The test leakage had President Arroyo on an unenviable executive spot: Be just to a clear majority of examinees who had passed with nary a whiff of the leak, or risk having everyone of this year’s batch under a shadow--or worse, having the entire nursing licensure system under the shadow--internationally.
Meanwhile, the benefits would have covered Arroyo herself politically, she whose administration, day by day, has to pass scrutiny through a microscope. She chose to be an executive on the side of the long term on this one.
Was that the real cost-benefit equation? That’s where the debate is centered on now. Yes, the long term advantages or disadvantages are not all that clear, as they are all subject to conjecture.
Judgment call, they call it in sports. As it is, this turnaround caught many people by surprise. Nobody looks on this president, decidedly proportionally disadvantaged physically, to be any good at sports. But nobody has ever faulted her with not having a giant heart either.

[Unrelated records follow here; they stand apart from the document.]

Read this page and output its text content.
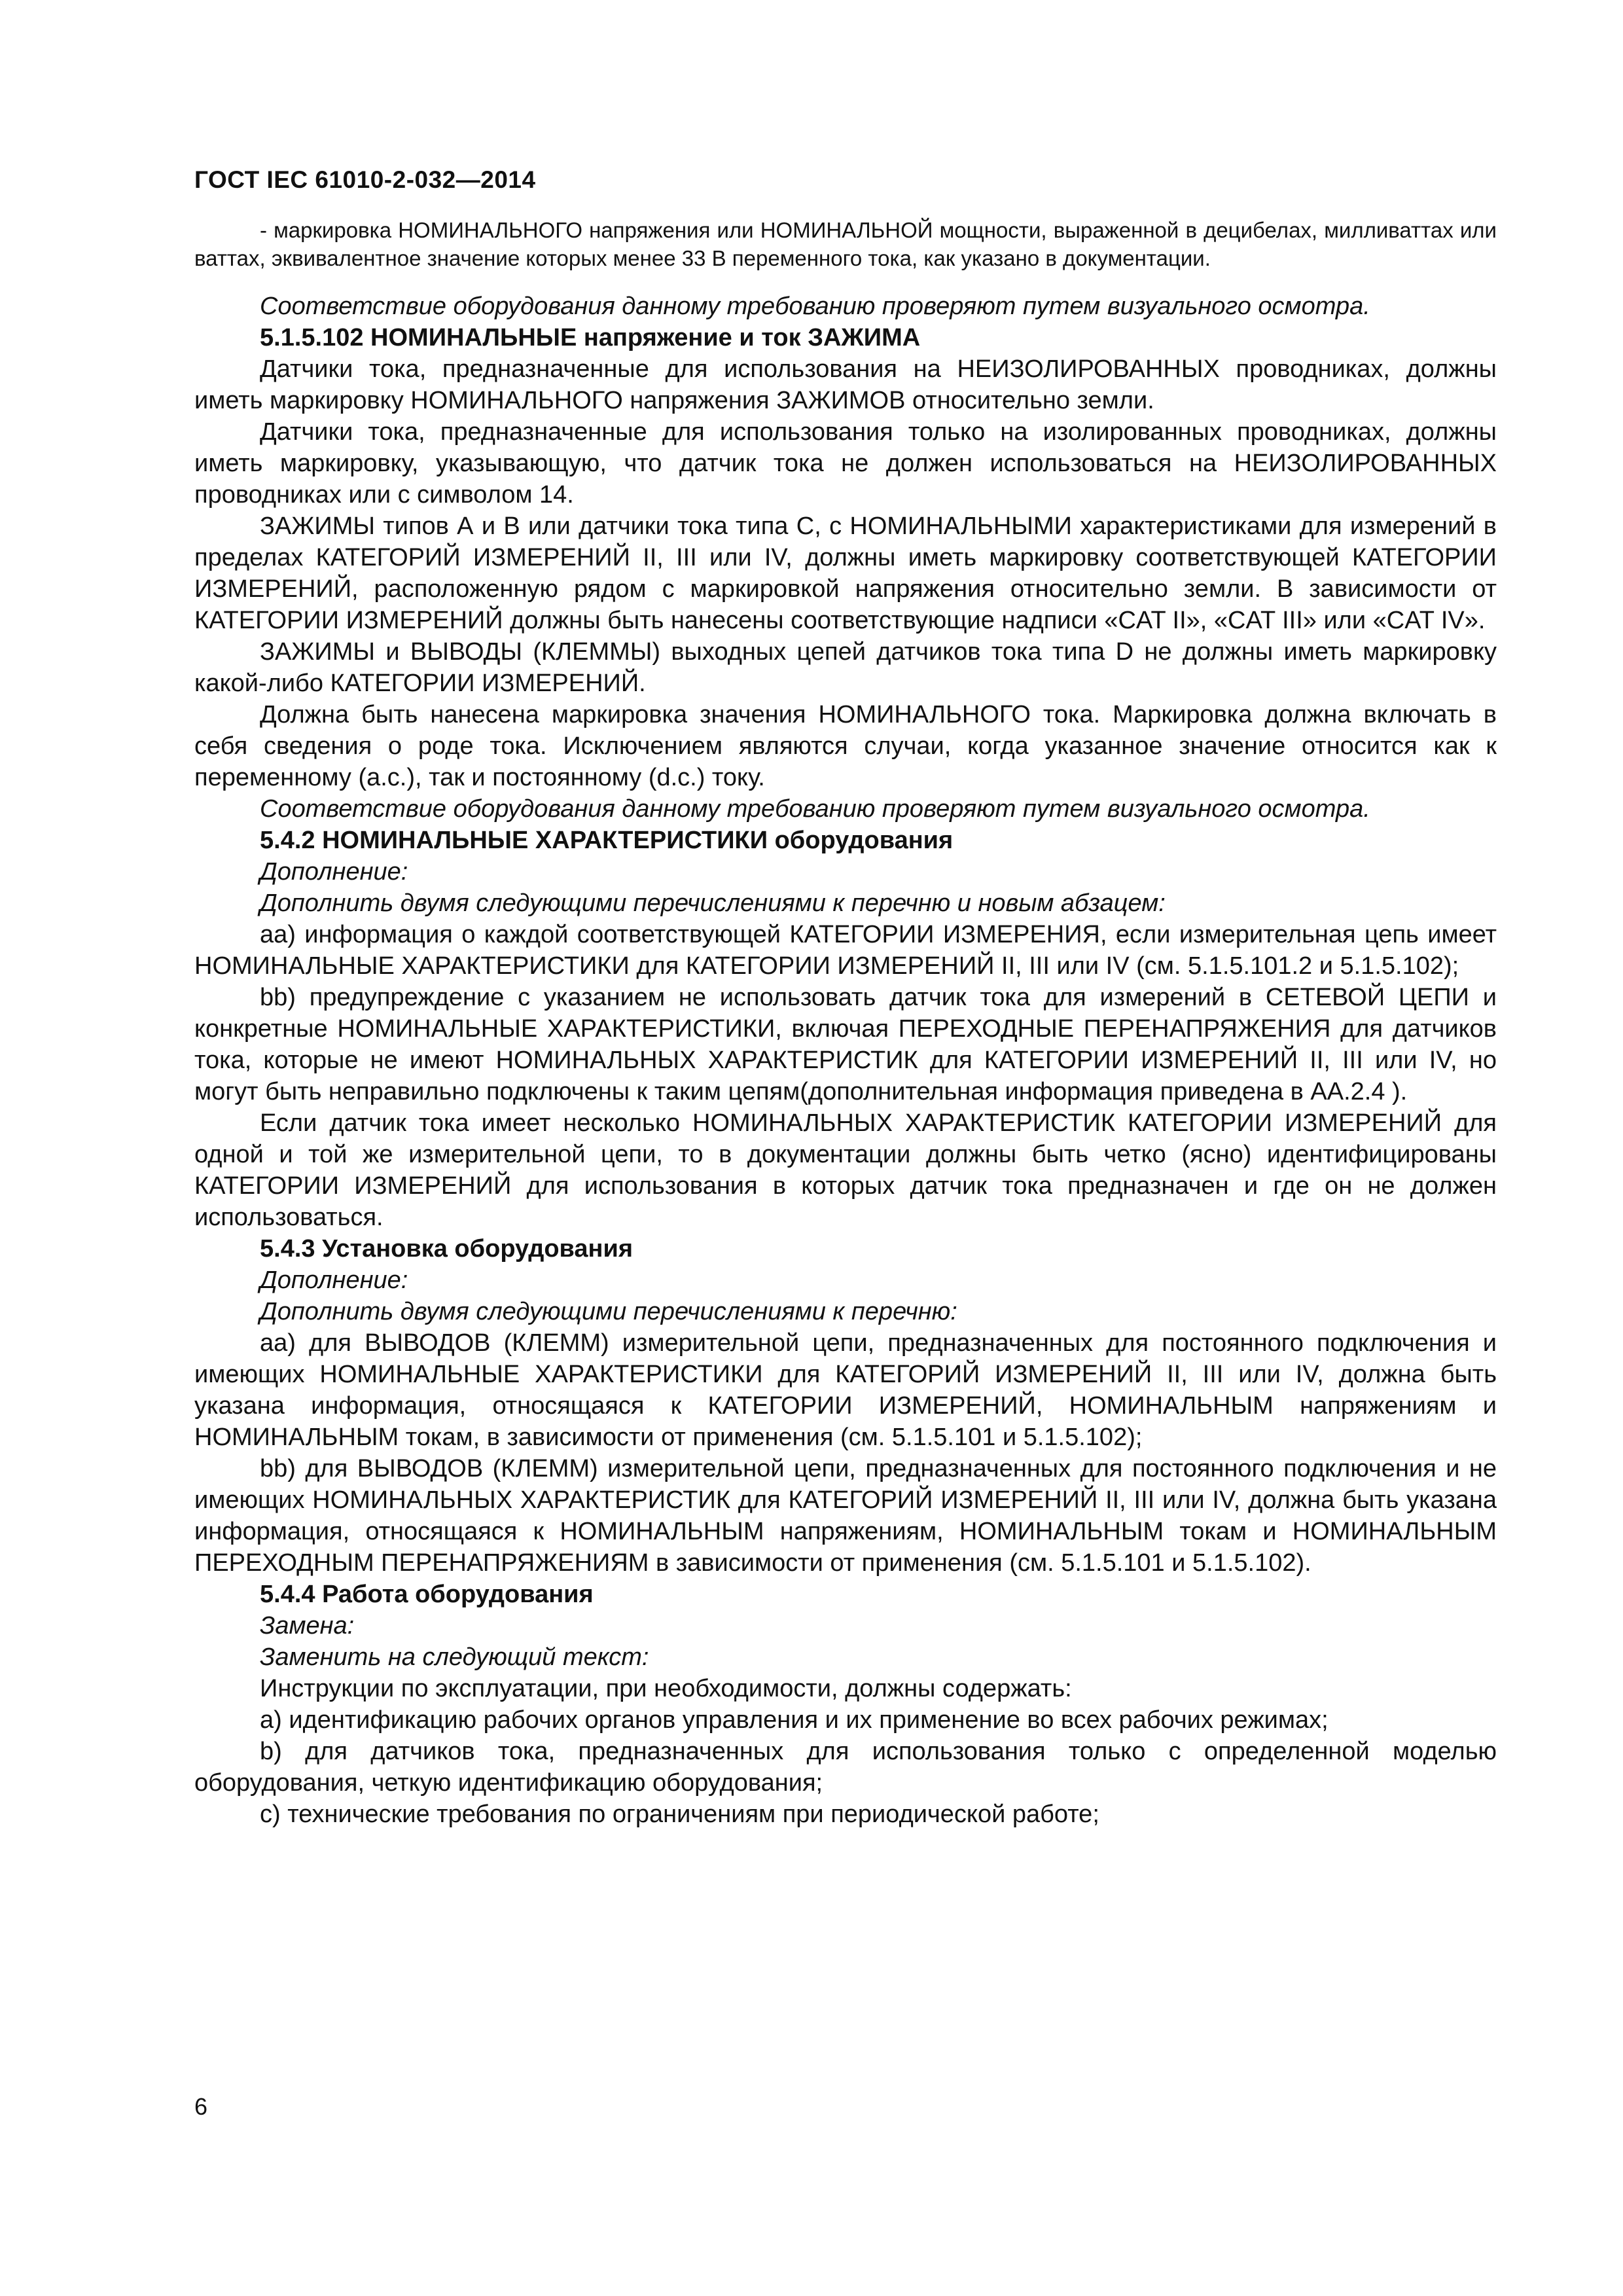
ГОСТ IEC 61010-2-032—2014

- маркировка НОМИНАЛЬНОГО напряжения или НОМИНАЛЬНОЙ мощности, выраженной в децибелах, милливаттах или ваттах, эквивалентное значение которых менее 33 В переменного тока, как указано в документации.

Соответствие оборудования данному требованию проверяют путем визуального осмотра.

5.1.5.102 НОМИНАЛЬНЫЕ напряжение и ток ЗАЖИМА

Датчики тока, предназначенные для использования на НЕИЗОЛИРОВАННЫХ проводниках, должны иметь маркировку НОМИНАЛЬНОГО напряжения ЗАЖИМОВ относительно земли.

Датчики тока, предназначенные для использования только на изолированных проводниках, должны иметь маркировку, указывающую, что датчик тока не должен использоваться на НЕИЗОЛИРОВАННЫХ проводниках или с символом 14.

ЗАЖИМЫ типов А и В или датчики тока типа С, с НОМИНАЛЬНЫМИ характеристиками для измерений в пределах КАТЕГОРИЙ ИЗМЕРЕНИЙ II, III или IV, должны иметь маркировку соответствующей КАТЕГОРИИ ИЗМЕРЕНИЙ, расположенную рядом с маркировкой напряжения относительно земли. В зависимости от КАТЕГОРИИ ИЗМЕРЕНИЙ должны быть нанесены соответствующие надписи «CAT II», «CAT III» или «CAT IV».

ЗАЖИМЫ и ВЫВОДЫ (КЛЕММЫ) выходных цепей датчиков тока типа D не должны иметь маркировку какой-либо КАТЕГОРИИ ИЗМЕРЕНИЙ.

Должна быть нанесена маркировка значения НОМИНАЛЬНОГО тока. Маркировка должна включать в себя сведения о роде тока. Исключением являются случаи, когда указанное значение относится как к переменному (a.c.), так и постоянному (d.c.) току.

Соответствие оборудования данному требованию проверяют путем визуального осмотра.

5.4.2 НОМИНАЛЬНЫЕ ХАРАКТЕРИСТИКИ оборудования

Дополнение:

Дополнить двумя следующими перечислениями к перечню и новым абзацем:

aa) информация о каждой соответствующей КАТЕГОРИИ ИЗМЕРЕНИЯ, если измерительная цепь имеет НОМИНАЛЬНЫЕ ХАРАКТЕРИСТИКИ для КАТЕГОРИИ ИЗМЕРЕНИЙ II, III или IV (см. 5.1.5.101.2 и 5.1.5.102);

bb) предупреждение с указанием не использовать датчик тока для измерений в СЕТЕВОЙ ЦЕПИ и конкретные НОМИНАЛЬНЫЕ ХАРАКТЕРИСТИКИ, включая ПЕРЕХОДНЫЕ ПЕРЕНАПРЯЖЕНИЯ для датчиков тока, которые не имеют НОМИНАЛЬНЫХ ХАРАКТЕРИСТИК для КАТЕГОРИИ ИЗМЕРЕНИЙ II, III или IV, но могут быть неправильно подключены к таким цепям(дополнительная информация приведена в АА.2.4 ).

Если датчик тока имеет несколько НОМИНАЛЬНЫХ ХАРАКТЕРИСТИК КАТЕГОРИИ ИЗМЕРЕНИЙ для одной и той же измерительной цепи, то в документации должны быть четко (ясно) идентифицированы КАТЕГОРИИ ИЗМЕРЕНИЙ для использования в которых датчик тока предназначен и где он не должен использоваться.

5.4.3 Установка оборудования

Дополнение:

Дополнить двумя следующими перечислениями к перечню:

aa) для ВЫВОДОВ (КЛЕММ) измерительной цепи, предназначенных для постоянного подключения и имеющих НОМИНАЛЬНЫЕ ХАРАКТЕРИСТИКИ для КАТЕГОРИЙ ИЗМЕРЕНИЙ II, III или IV, должна быть указана информация, относящаяся к КАТЕГОРИИ ИЗМЕРЕНИЙ, НОМИНАЛЬНЫМ напряжениям и НОМИНАЛЬНЫМ токам, в зависимости от применения (см. 5.1.5.101 и 5.1.5.102);

bb) для ВЫВОДОВ (КЛЕММ) измерительной цепи, предназначенных для постоянного подключения и не имеющих НОМИНАЛЬНЫХ ХАРАКТЕРИСТИК для КАТЕГОРИЙ ИЗМЕРЕНИЙ II, III или IV, должна быть указана информация, относящаяся к НОМИНАЛЬНЫМ напряжениям, НОМИНАЛЬНЫМ токам и НОМИНАЛЬНЫМ ПЕРЕХОДНЫМ ПЕРЕНАПРЯЖЕНИЯМ в зависимости от применения (см. 5.1.5.101 и 5.1.5.102).

5.4.4 Работа оборудования

Замена:

Заменить на следующий текст:

Инструкции по эксплуатации, при необходимости, должны содержать:

a) идентификацию рабочих органов управления и их применение во всех рабочих режимах;

b) для датчиков тока, предназначенных для использования только с определенной моделью оборудования, четкую идентификацию оборудования;

c) технические требования по ограничениям при периодической работе;

6
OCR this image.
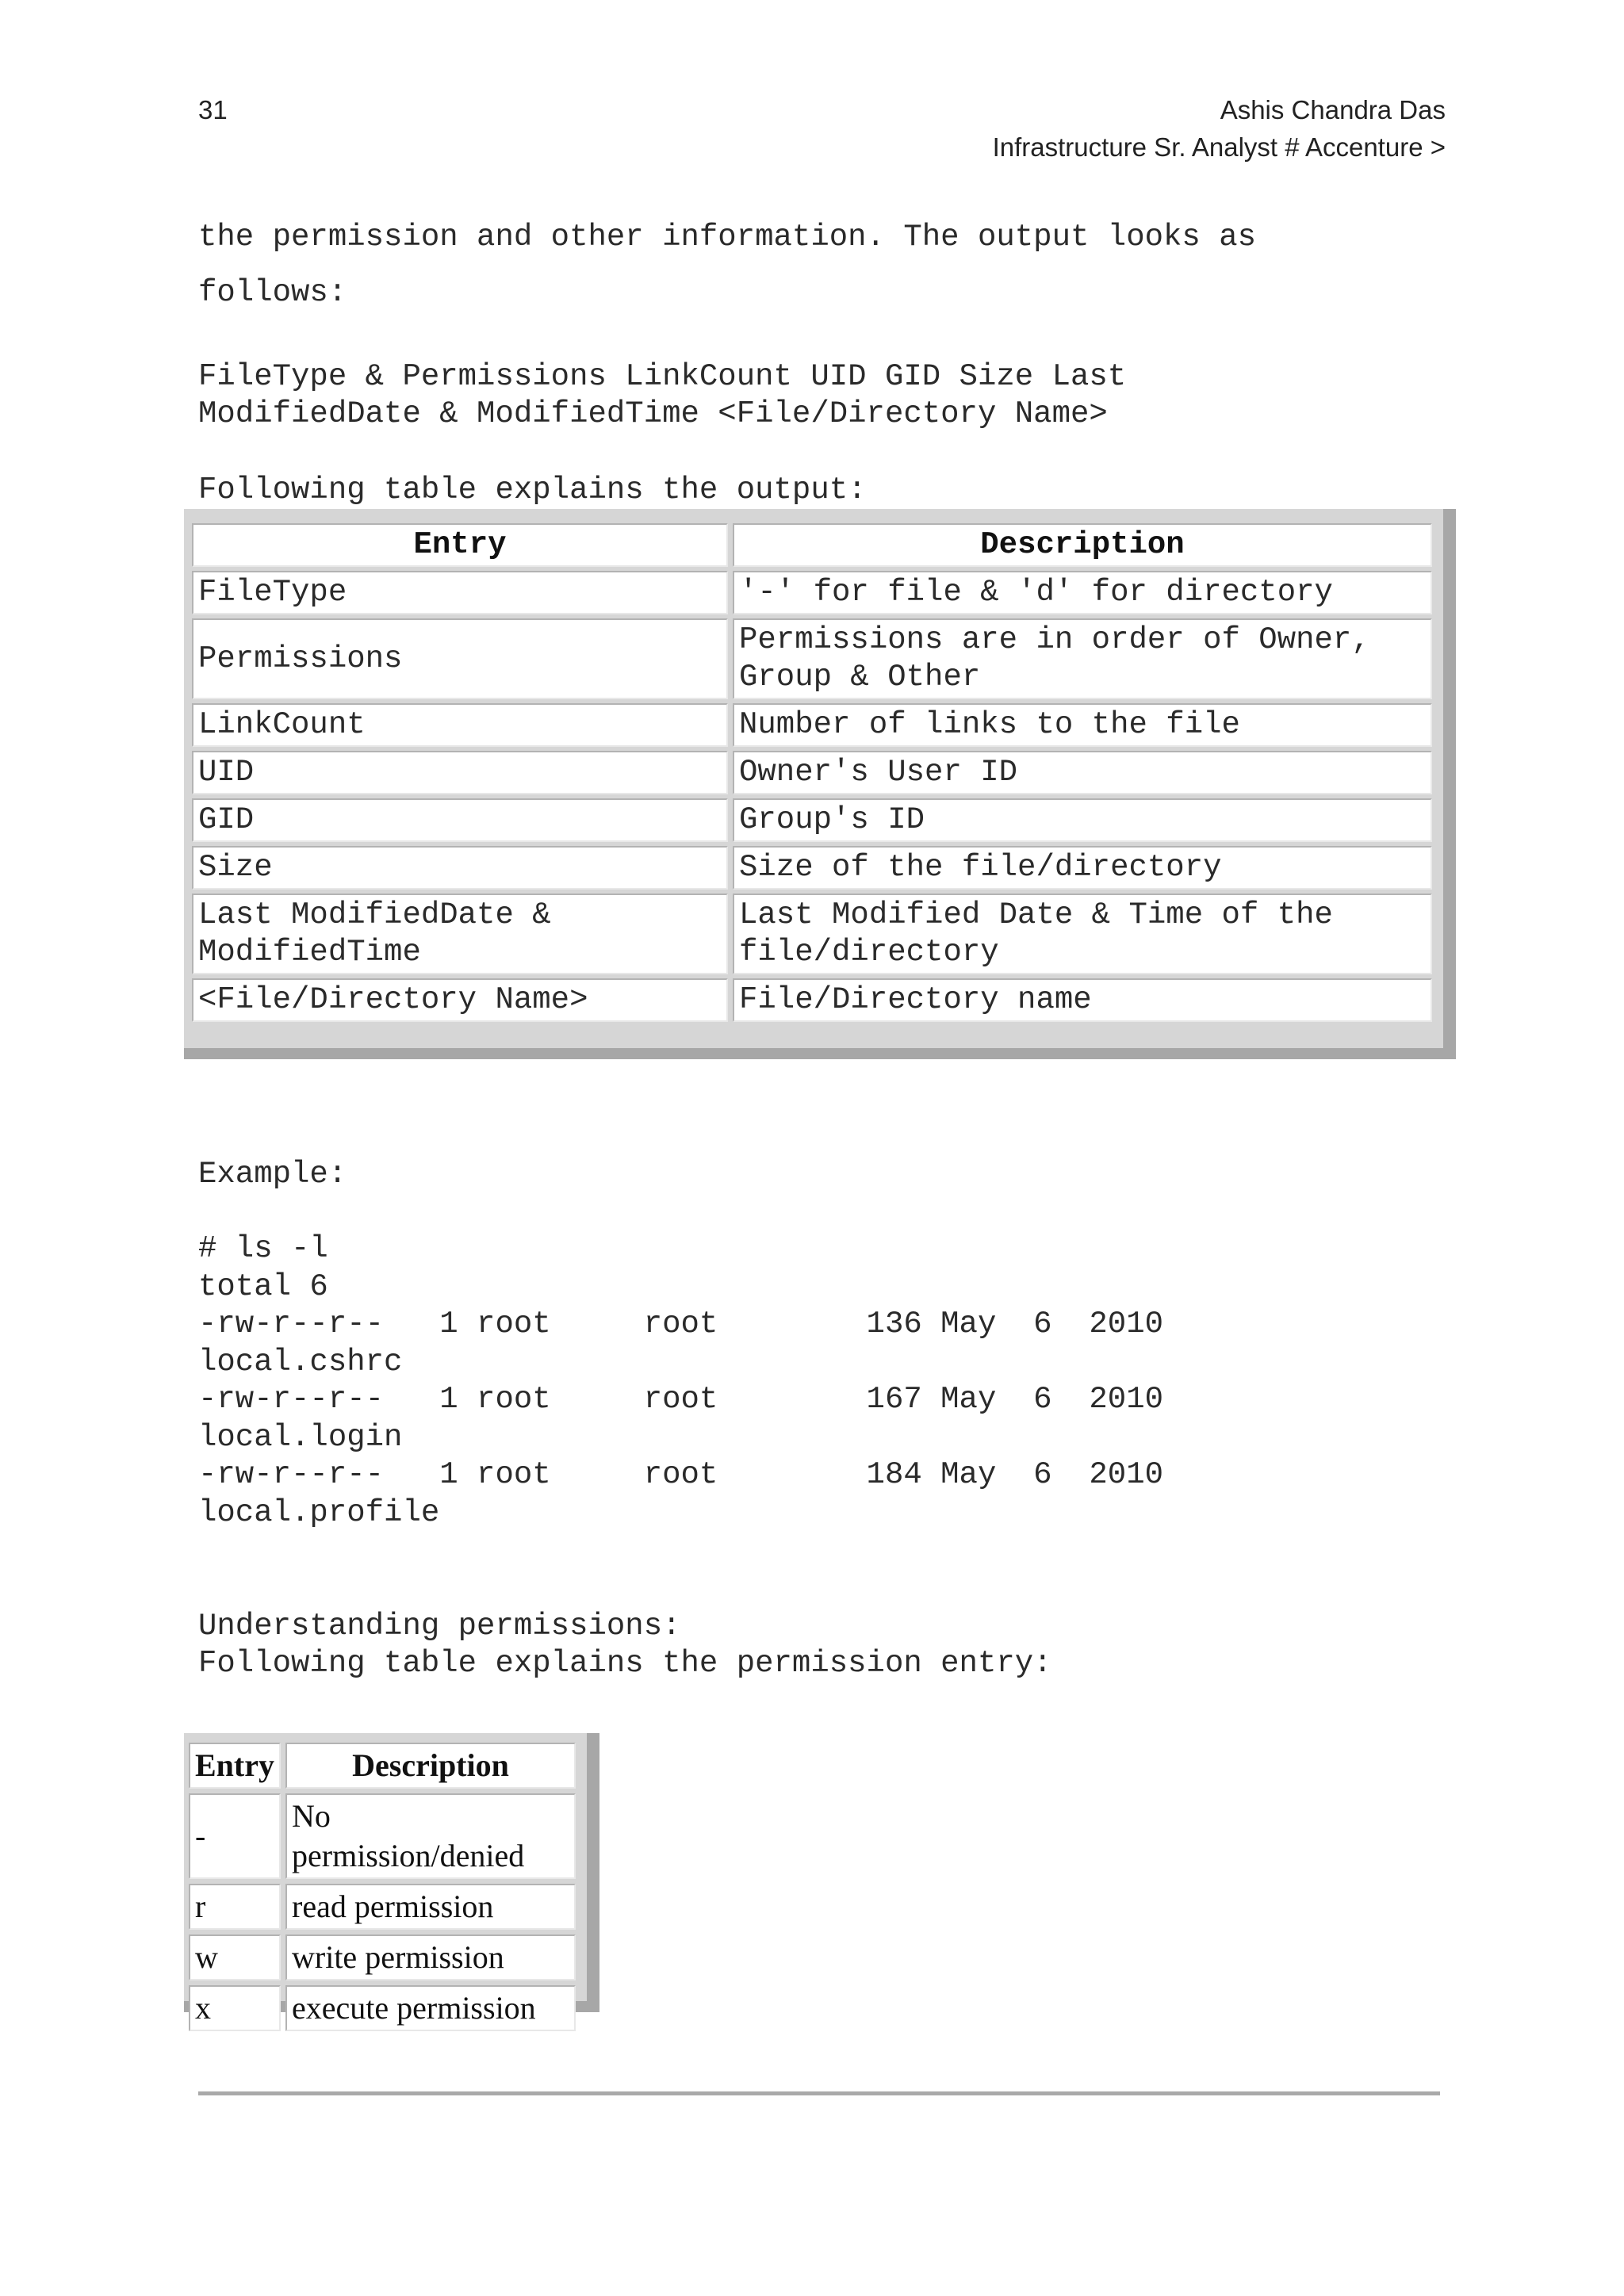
31	Ashis Chandra Das
Infrastructure Sr. Analyst # Accenture >
the permission and other information. The output looks as
follows:
FileType & Permissions LinkCount UID GID Size Last
ModifiedDate & ModifiedTime <File/Directory Name>
Following table explains the output:
Entry	Description
FileType	'-' for file & 'd' for directory
Permissions	Permissions are in order of Owner,
Group & Other
LinkCount	Number of links to the file
UID	Owner's User ID
GID	Group's ID
Size	Size of the file/directory
Last ModifiedDate &
ModifiedTime	Last Modified Date & Time of the
file/directory
<File/Directory Name>	File/Directory name
Example:
# ls -l
total 6
-rw-r--r--   1 root     root        136 May  6  2010
local.cshrc
-rw-r--r--   1 root     root        167 May  6  2010
local.login
-rw-r--r--   1 root     root        184 May  6  2010
local.profile
Understanding permissions:
Following table explains the permission entry:
Entry	Description
-	No permission/denied
r	read permission
w	write permission
x	execute permission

But an even more powerful message sent across nations would have been to scuttle everyone in the nursing regulations commission. Commissioners, examiners, checkers, everyone on their respective staffs, the commission clerks—everyone. Those people were the bribe takers. They were the ones who had cast the entire nursing licensure system under that awful shadow. They were the custodians of that national resource who… botched the job, to say the least.